The show first ran several years ago, from October 3rd, 2017 to December 15, 2018, and as such, Springsteen modified his performance, adding in some new material and taking out others. Jon Landau, a former music critic and Springsteen’s manager and co-producer, explained, “Three major public events have occurred since Bruce last performed: One, the pandemic; two, the rise of Black Lives Matter; and three, the threat to democracy as embodied by the [Capitol] insurrection of January 6.” For instance, the show’s original finale, “Born to Run,” was replaced with “I’ll See You In My Dreams”, a more somber yet hopeful ending that conveys the message that as long as you remember those you have lost, they are never truly gone. It is an emotionally resonant message for many after losing so many people due to the pandemic. Landau added, “I think that “Dreams” is a song about death, and yet it is about life and even a notion of an afterlife and winds up being deeply inspirational. It confronts and it inspires.” In addition, Springsteen switched from performing the piece “The Ghost of Tom Joad” to “American Skin (41 shots),” a protest song written after a Guinean immigrant, Amadou Diallo, was killed by the NYPD in 1999, which also resonates particularly well in today’s environment.

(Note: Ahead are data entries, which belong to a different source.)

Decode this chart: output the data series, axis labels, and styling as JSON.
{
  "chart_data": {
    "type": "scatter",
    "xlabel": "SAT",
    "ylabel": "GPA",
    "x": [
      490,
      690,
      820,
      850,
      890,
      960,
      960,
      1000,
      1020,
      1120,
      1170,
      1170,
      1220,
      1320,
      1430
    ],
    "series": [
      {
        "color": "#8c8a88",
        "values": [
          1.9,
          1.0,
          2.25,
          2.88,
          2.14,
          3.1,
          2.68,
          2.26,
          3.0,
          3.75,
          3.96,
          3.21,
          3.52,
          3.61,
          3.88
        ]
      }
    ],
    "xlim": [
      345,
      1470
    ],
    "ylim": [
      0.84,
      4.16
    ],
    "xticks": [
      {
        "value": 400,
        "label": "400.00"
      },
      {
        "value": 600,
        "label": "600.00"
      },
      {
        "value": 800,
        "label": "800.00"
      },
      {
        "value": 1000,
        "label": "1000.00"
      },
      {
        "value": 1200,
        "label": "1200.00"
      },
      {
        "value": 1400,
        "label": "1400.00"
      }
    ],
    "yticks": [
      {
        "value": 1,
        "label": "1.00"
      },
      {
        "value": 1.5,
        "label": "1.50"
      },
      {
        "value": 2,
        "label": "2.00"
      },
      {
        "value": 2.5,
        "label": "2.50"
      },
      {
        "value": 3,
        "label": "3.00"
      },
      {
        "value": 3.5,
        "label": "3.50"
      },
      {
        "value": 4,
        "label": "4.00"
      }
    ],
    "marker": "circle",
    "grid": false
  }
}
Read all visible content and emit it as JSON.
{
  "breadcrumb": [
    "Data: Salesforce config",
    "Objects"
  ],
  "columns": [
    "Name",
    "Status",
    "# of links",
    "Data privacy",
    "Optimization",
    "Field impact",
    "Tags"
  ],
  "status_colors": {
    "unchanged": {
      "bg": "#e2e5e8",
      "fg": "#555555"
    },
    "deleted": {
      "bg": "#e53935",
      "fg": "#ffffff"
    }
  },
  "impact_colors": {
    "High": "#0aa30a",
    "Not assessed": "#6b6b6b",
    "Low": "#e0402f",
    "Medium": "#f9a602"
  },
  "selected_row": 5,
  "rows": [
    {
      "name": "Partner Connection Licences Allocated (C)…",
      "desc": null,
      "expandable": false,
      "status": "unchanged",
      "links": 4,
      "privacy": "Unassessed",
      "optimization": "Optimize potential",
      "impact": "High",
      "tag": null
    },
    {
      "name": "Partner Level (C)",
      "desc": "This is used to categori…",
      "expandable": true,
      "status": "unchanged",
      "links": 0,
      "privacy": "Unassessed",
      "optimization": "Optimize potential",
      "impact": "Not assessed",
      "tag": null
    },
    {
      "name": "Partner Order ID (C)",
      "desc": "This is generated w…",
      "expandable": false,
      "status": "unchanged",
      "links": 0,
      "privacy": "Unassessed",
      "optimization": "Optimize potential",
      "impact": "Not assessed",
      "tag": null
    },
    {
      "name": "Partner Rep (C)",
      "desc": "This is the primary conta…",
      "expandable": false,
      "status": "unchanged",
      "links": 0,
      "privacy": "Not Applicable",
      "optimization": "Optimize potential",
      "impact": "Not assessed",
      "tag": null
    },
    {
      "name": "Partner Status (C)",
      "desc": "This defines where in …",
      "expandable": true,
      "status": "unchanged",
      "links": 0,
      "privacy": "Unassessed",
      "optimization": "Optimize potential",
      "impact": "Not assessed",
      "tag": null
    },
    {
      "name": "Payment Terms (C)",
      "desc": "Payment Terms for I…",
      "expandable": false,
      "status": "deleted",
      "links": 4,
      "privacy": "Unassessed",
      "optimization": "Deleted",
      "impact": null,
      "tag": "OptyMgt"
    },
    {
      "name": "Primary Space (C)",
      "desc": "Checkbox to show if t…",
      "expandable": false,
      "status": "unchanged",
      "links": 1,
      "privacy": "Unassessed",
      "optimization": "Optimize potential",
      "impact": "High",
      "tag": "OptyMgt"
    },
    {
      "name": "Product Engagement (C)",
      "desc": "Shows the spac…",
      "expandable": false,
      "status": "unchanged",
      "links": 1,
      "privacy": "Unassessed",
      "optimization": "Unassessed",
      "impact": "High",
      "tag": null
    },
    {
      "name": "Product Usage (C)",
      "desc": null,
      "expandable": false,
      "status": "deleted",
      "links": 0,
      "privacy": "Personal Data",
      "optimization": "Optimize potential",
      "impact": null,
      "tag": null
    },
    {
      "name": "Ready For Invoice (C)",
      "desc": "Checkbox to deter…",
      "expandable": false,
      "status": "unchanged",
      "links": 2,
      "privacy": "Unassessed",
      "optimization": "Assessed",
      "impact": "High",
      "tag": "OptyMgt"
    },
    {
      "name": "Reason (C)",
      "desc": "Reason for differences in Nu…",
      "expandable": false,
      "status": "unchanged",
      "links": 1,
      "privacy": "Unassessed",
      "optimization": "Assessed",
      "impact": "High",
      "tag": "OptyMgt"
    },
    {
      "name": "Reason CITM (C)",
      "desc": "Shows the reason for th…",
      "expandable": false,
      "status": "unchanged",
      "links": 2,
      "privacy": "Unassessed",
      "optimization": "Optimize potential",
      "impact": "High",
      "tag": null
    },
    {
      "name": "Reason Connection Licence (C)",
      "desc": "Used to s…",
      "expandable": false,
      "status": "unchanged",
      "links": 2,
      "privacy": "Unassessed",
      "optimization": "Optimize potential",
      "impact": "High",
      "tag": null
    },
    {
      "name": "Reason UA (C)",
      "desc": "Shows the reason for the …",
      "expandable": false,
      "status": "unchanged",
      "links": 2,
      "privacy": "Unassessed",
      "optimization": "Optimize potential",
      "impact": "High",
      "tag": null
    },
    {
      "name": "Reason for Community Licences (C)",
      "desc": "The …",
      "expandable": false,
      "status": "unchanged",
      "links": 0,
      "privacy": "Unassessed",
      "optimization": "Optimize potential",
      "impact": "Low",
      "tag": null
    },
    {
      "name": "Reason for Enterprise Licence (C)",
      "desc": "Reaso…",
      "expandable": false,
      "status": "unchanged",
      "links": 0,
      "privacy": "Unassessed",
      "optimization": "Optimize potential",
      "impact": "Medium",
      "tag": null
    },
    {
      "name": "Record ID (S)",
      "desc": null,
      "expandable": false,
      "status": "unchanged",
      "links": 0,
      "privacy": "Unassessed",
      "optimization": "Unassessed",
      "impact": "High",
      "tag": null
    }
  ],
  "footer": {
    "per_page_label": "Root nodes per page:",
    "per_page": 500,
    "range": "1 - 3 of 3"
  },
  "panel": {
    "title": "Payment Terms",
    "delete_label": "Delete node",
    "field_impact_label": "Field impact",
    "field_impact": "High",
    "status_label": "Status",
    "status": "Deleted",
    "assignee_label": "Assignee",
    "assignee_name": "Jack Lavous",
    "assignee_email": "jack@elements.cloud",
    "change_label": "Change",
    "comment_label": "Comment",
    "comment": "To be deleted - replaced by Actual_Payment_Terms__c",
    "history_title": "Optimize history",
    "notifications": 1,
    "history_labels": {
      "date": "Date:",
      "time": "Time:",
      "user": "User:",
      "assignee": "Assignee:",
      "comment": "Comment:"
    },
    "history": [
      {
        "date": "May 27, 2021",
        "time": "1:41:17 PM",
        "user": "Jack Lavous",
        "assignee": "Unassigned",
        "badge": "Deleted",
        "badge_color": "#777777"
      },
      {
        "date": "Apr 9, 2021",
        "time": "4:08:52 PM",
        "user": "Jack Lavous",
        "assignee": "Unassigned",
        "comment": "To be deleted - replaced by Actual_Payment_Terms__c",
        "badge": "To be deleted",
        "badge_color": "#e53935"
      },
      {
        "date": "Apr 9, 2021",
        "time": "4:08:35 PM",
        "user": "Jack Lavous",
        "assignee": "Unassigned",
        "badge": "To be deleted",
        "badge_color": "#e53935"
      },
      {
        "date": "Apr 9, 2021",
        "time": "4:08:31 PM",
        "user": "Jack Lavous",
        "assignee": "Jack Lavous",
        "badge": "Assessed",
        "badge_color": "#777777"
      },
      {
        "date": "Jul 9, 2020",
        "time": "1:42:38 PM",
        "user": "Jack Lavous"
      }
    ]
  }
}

“Springsteen on Broadway” is a highly personal performance and affects much of the audience as well as Springsteen himself. He said, “I loved doing Springsteen on Broadway and I’m thrilled to have been asked to reprise the show as part of the reopening of Broadway,”
The performance is currently running, beginning on June 26th, 2021, and will run until September 4th, 2021. Ticket prices for Springsteen on Broadway are selling on SeatGeek for $75 to $850, the same price range of his previous run back in 2017-2018.